La figura del litisconsorcio tiene diversos efectos procesales en el juicio, de entre ellos destacan los siguientes:

a) En cuanto a la sentencia: El primer efecto procesal del litisconsorcio es el de constituir una sola causa para ser resuelta mediante un mismo procedimiento y una sentencia común, con lo cual se crea una unión procesal entre los litisconsortes.

Esto no significa que la decisión contenida en la sentencia deba ser siempre igual para todos, pues sus distintas pretensiones pueden correr suertes diferentes, como acontece en los casos de litisconsorcio voluntario (favorable a uno o varios de los demandantes o demandados y desfavorable a los demás); pero cuando se trata de litisconsorcio necesario, la indivisibilidad e inescindibilidad de la situación jurídica impide una distinta solución para los varios sujetos que en ella concurren y no puede dictarse sentencia de fondo cuando no estén presentes todas las personas que la ley determina, como necesarios actores o contradictores.

Si falta alguno de éstos y por ignorancia del Juez se pronuncia la sentencia que condena a los litisconsortes necesarios demandados y ésta queda ejecutoriada, su ejecución parcial no será posible porque perjudicaría a los demás contra quienes ningún efecto puede producir.

Cuando los litisconsortes necesarios actúan como demandantes, existen ciertas modalidades de importancia en estas dos hipótesis. Si las sentencias se pronuncian sobre el fondo a pesar de faltar alguno de ellos y que entonces lo procedente es una inhibición, y ella es desfavorable a los demandantes, como no produce efectos de cosa juzgada contra los ausentes, éstos podrán iniciar un nuevo proceso con la concurrencia o la citación de los primeros, para que el contradictorio resulte completo y obtener sentencia favorable, la cual beneficiaría a todos si prueban el derecho en debida forma.

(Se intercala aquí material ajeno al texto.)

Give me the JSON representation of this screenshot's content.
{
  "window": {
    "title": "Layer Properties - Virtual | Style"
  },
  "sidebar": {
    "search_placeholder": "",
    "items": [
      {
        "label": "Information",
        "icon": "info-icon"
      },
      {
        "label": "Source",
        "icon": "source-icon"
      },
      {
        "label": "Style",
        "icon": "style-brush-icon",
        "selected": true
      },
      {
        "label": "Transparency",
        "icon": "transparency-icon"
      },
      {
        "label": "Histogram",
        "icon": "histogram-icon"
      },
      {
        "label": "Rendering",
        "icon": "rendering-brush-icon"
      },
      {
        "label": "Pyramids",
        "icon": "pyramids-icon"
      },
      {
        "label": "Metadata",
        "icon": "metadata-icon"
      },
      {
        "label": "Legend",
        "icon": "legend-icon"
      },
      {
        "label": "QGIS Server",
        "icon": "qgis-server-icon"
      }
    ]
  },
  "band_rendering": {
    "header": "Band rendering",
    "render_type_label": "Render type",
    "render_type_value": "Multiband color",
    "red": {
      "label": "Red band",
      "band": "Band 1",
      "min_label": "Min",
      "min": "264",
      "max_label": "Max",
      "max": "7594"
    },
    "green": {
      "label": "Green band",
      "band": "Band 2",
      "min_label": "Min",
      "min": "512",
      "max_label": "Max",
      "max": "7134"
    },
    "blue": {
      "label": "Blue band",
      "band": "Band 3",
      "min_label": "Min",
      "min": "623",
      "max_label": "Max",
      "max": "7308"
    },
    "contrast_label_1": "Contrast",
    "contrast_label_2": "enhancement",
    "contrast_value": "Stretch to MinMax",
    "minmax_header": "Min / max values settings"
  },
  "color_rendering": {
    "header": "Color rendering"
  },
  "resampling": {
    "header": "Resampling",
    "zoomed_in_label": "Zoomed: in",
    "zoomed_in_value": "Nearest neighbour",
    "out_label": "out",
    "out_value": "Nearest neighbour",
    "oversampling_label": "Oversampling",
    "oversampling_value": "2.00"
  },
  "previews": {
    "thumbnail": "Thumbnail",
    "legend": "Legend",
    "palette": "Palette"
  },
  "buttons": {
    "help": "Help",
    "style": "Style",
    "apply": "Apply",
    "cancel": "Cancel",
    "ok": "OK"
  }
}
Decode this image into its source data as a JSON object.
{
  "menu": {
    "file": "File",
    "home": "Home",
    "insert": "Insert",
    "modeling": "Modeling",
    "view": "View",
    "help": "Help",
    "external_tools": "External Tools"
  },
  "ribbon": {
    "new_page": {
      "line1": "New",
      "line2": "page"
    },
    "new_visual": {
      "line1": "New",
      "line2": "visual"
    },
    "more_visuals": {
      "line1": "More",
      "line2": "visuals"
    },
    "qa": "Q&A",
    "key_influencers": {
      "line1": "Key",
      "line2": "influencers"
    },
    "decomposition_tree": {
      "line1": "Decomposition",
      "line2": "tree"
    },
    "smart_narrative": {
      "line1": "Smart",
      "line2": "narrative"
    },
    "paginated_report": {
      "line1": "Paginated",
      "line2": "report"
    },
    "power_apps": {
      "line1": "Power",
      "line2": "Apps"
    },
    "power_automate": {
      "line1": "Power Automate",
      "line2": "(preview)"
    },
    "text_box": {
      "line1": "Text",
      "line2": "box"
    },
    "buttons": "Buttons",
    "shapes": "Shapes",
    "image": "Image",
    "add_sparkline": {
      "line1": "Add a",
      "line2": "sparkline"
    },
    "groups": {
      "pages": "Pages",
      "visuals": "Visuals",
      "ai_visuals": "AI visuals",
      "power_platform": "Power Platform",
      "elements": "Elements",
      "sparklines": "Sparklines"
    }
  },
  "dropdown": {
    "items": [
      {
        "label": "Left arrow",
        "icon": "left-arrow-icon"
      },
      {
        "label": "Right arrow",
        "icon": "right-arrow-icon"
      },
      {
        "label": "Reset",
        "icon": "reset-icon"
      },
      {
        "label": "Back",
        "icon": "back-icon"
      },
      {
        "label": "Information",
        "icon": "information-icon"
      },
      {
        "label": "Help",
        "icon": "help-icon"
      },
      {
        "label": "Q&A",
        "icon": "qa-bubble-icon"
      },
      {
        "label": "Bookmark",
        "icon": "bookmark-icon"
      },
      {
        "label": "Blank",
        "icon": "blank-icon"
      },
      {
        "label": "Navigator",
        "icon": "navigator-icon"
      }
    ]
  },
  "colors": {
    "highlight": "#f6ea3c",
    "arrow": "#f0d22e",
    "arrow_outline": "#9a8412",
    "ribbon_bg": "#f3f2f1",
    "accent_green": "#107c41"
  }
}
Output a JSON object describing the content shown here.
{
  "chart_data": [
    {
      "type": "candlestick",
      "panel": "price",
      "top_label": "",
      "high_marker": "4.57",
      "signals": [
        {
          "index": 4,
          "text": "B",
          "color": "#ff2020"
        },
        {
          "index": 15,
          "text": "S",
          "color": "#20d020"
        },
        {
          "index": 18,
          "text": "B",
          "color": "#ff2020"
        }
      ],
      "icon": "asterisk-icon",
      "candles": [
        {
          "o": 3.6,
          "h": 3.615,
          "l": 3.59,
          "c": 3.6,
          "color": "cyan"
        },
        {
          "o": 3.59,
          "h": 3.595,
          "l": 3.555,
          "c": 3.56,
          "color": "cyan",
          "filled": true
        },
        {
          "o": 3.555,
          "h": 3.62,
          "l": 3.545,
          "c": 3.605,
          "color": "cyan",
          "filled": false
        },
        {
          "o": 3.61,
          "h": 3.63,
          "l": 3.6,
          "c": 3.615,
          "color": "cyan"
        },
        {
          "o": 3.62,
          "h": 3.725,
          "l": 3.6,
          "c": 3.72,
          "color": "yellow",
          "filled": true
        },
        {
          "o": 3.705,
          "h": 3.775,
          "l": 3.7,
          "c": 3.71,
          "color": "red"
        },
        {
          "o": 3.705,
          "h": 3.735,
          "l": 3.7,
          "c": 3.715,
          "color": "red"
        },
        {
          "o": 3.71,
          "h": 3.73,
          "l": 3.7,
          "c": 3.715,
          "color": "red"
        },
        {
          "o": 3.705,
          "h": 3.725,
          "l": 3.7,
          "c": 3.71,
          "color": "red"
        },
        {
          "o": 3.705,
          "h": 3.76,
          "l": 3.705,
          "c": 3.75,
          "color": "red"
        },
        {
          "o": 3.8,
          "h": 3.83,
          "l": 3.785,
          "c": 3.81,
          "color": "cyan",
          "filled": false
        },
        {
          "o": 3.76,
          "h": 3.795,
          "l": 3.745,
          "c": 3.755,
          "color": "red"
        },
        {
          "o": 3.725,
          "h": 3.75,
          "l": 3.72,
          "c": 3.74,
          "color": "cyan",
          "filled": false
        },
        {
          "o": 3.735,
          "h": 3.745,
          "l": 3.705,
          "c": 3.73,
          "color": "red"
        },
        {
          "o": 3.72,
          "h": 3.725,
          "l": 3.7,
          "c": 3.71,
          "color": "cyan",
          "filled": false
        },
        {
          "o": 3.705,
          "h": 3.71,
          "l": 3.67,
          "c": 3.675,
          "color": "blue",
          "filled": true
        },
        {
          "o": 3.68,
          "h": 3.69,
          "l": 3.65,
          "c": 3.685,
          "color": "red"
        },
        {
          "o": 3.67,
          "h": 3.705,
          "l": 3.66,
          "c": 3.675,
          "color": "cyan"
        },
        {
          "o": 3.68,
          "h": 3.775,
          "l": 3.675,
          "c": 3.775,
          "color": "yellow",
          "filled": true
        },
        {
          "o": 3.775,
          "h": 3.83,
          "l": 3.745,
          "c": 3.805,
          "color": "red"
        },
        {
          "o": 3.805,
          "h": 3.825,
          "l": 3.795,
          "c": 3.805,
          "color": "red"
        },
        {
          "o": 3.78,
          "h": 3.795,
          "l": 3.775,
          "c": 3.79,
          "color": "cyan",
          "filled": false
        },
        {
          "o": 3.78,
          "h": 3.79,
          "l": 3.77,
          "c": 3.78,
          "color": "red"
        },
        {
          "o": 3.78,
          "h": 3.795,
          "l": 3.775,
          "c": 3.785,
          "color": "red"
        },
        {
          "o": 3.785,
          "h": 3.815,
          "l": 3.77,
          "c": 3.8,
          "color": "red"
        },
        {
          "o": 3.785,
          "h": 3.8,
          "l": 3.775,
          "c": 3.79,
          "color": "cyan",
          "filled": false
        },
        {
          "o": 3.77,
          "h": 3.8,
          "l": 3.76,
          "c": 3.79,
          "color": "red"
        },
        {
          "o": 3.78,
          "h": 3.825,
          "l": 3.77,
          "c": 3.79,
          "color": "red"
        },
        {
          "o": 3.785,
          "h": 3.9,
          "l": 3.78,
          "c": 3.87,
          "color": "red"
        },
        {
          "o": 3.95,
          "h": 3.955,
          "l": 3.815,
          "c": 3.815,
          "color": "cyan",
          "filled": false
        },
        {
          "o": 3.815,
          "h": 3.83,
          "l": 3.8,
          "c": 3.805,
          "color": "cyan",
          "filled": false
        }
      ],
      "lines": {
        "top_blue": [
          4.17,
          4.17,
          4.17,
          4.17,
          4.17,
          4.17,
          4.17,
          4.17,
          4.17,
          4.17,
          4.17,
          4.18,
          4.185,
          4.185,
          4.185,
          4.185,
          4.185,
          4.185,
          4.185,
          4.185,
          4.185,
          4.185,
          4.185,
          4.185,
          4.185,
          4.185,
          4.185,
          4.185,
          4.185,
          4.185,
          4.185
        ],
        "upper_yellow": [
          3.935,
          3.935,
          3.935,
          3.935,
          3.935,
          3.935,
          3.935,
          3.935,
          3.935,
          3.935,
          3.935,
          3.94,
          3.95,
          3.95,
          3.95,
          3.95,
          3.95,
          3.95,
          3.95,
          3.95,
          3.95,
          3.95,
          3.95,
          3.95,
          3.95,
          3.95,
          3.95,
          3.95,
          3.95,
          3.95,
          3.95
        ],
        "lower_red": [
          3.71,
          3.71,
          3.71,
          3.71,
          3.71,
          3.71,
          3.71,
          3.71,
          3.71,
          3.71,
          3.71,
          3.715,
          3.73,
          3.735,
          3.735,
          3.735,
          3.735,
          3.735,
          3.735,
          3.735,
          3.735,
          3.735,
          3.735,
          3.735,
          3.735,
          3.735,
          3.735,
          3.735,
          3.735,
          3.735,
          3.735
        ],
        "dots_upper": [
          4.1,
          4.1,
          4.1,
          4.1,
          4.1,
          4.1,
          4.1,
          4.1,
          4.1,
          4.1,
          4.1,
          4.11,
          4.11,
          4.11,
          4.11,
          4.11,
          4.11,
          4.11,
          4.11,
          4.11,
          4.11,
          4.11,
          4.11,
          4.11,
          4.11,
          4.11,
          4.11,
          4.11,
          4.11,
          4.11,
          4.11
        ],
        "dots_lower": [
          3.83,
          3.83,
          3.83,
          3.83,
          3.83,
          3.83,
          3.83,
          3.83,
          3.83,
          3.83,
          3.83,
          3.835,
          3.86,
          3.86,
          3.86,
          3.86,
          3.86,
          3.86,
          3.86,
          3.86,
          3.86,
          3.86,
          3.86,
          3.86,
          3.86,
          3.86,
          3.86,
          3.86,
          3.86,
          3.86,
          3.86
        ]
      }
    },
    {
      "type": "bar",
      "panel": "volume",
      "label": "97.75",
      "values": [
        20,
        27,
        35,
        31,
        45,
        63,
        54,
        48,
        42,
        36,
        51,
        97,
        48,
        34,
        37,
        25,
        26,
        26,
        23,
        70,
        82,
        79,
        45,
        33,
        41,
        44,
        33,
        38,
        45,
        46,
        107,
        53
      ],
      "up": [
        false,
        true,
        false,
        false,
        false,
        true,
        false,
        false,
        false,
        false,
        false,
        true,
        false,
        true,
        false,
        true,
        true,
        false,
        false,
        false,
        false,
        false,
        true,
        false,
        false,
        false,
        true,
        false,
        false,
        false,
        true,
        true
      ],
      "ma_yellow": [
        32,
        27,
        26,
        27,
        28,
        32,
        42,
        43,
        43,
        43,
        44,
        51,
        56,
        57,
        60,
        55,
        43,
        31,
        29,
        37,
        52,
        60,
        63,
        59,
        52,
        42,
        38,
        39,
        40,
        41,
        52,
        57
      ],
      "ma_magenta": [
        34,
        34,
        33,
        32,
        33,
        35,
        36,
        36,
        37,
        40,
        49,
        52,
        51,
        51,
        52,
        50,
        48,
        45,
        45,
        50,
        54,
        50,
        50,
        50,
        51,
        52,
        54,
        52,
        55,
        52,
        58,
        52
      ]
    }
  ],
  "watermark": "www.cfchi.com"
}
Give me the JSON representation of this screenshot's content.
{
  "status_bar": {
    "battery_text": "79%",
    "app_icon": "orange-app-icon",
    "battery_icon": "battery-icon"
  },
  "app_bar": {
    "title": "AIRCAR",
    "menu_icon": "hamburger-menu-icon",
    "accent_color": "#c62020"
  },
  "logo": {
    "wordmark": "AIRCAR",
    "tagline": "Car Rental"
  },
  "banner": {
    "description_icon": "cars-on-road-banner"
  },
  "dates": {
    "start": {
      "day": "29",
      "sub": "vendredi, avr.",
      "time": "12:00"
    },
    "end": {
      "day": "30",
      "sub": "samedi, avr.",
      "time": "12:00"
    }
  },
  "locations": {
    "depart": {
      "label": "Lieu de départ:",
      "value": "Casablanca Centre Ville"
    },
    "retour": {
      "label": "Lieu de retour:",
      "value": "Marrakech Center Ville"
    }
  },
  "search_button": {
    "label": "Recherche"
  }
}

En cambio, si la sentencia de fondo resulta favorable a los litisconsortes necesarios a pesar de no estar completos, su ejecución vendrá a favorecer a los ausentes, por la misma indivisibilidad de su objeto, y el demandado vencido no podrá oponerse alegando esa circunstancia, que ha debido hacer valer durante el proceso para conseguir una sentencia inhibitoria.

b) En lo que atañe al procedimiento: Consecuencia de la unidad del procedimiento es que los términos para interponer recursos y los de pruebas y traslados son comunes o corren simultáneamente para todos los litisconsortes una vez que surta la notificación a todos. Se exceptúa el traslado de la demanda, que es separado, si no tienen el mismo apoderado.

La prórroga de competencia por saneamiento de la nulidad debe provenir de todos los litisconsortes sean voluntarios o necesarios, porque el acto de uno no puede perjudicar a los demás.

c) En cuanto a los efectos de los actos procesales de las partes: Por lo general, los actos probatorios de un litisconsorte benefician a los demás, así ocurre con la tacha o el rechazo de un documento privado, a fin de que no se considere como reconocido tácitamente, en la oposición a la demanda para que deba abrirse a prueba el proceso, en la tacha de testigos o las objeciones a un dictamen de peritos y, con el mérito y los efectos de las pruebas aportadas por cualquiera de los litisconsortes, debido al principio de la comunidad de la prueba.

Por otra parte, debe destacarse que el litisconsorcio pasivo se caracteriza por presentarse de forma necesaria, debido a que existe una pluralidad de demandados y unidad de acción, por eso resulta obligatorio llamar a los litisconsortes, pues al estar vinculados, no es posible condenar a uno sin que la pena alcanzara a los demás; además que debe estudiarse de oficio, ya que si su efecto principal es que sólo puede haber una sentencia para todos los litisconsortes, es claro que debe llamarse a juicio a todos los posibles afectados, a fin de no dejar inaudito a ninguno.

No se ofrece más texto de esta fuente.